The threats of this logical process are aptly instanced by Homer’s mythological dilemma in negotiating the Strait of Messina, which involved having to steer his boat between Scylla, a 6-headed monster, and Charybdis, a deadly vortex. Also, psychiatric opinion, in practice, generally requires precisely having to estimate contending contingencies, each of which is associated with implicit pitfalls. For illustration, a hastily arrived at opinion pitfalls trip and may lead moreover to the incorrect labelling of an individual as having a psychiatric illness, or to opinion of the wrong illness. Similar unseasonable opinion or misdiagnosis has egregious dangerous consequences, including the inception of gratuitous treatment [2]. On the other hand, not making a psychiatric opinion can affect in missing an occasion to initiate timely treatment, which might profit the case, which rather continues to suffer and moves towards a poorer outgrowth. This is the diurnal challenge that psychiatrists face; videlicet, having to precisely optimize the individual process to achieve a balance between perceptivity and particularity. In recent times, the opinion of bipolar complaint, maybe more so than any other psychiatric opinion, has brought this into sharp relief.

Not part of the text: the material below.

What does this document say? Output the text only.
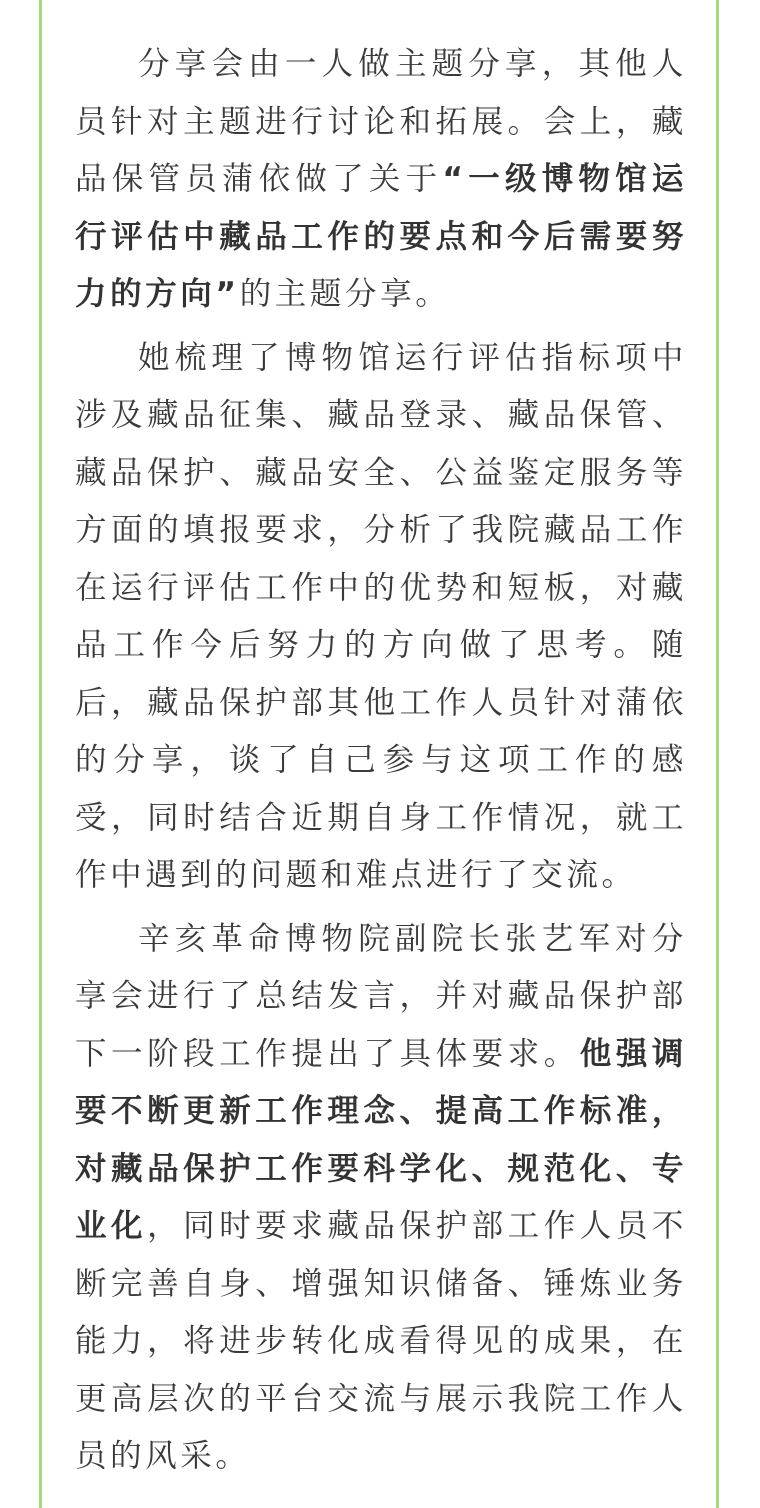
分享会由一人做主题分享，其他人员针对主题进行讨论和拓展。会上，藏品保管员蒲依做了关于“一级博物馆运行评估中藏品工作的要点和今后需要努力的方向”的主题分享。

她梳理了博物馆运行评估指标项中涉及藏品征集、藏品登录、藏品保管、藏品保护、藏品安全、公益鉴定服务等方面的填报要求，分析了我院藏品工作在运行评估工作中的优势和短板，对藏品工作今后努力的方向做了思考。随后，藏品保护部其他工作人员针对蒲依的分享，谈了自己参与这项工作的感受，同时结合近期自身工作情况，就工作中遇到的问题和难点进行了交流。

辛亥革命博物院副院长张艺军对分享会进行了总结发言，并对藏品保护部下一阶段工作提出了具体要求。他强调要不断更新工作理念、提高工作标准，对藏品保护工作要科学化、规范化、专业化，同时要求藏品保护部工作人员不断完善自身、增强知识储备、锤炼业务能力，将进步转化成看得见的成果，在更高层次的平台交流与展示我院工作人员的风采。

Remarkably, nearly half a renaissance before Christ, Hippocrates and members of his academy had described the symptoms of melancholia and attributed their origins to organic brain dysfunction. These early proponents and croakers rejected the criterion of complaint to godly or supernatural forces, but their logic wasn’t as enlightened as it may first appear because it was grounded on an inversely fantastic humoral proposition [3]. In this schema, which dominated medical thinking for numerous centuries, illness arose because of an imbalance between four humours blood, numbness, unheroic corrosiveness and black corrosiveness. These corresponded to grains, and had congruity with propositions related to colorful rudiments (air, water, fire and earth). For illustration, in humourism, mania was allowed to do because of an excess of unheroic corrosiveness (irascible disposition), whereas depression was attributed to an excess of black corrosiveness (melancholic disposition) [4].


Bipolar complaint is, by it’s veritably nature, a complex illness, incompletely because of the numerous disciplines it affects. It’s thus not surprising that it generates considerable individual uneasiness. Some of this query applies to the whole field of psychiatry, but some aspects are unique to bipolar complaint and are a consequence of how it has been defined. Psychiatric exploration worldwide relies generally on the American Psychiatric Association, within which a description of bipolar complaint only appeared fairly lately, in its third modification (American Psychiatric Association, 1980). Latterly still, subtypes similar as bipolar II complaint gained formal recognition as separate judgments in DSM-IV (American Psychiatric Association, 1994), published two decades ago.



Conflict of Interest

The author’s declared that they have no conflict of interest.


Citation: Li L (2023) Understanding the Psychiatric Diagnosis of Bipolar Disorders. Clin Psychiatry. 9:005.

Copyright: © 2023 Li L. This is an open-access article distributed under the terms of the Creative Commons Attribution License, which permits unrestricted use, distribution, and reproduction in any medium, provided the original author and source are credited.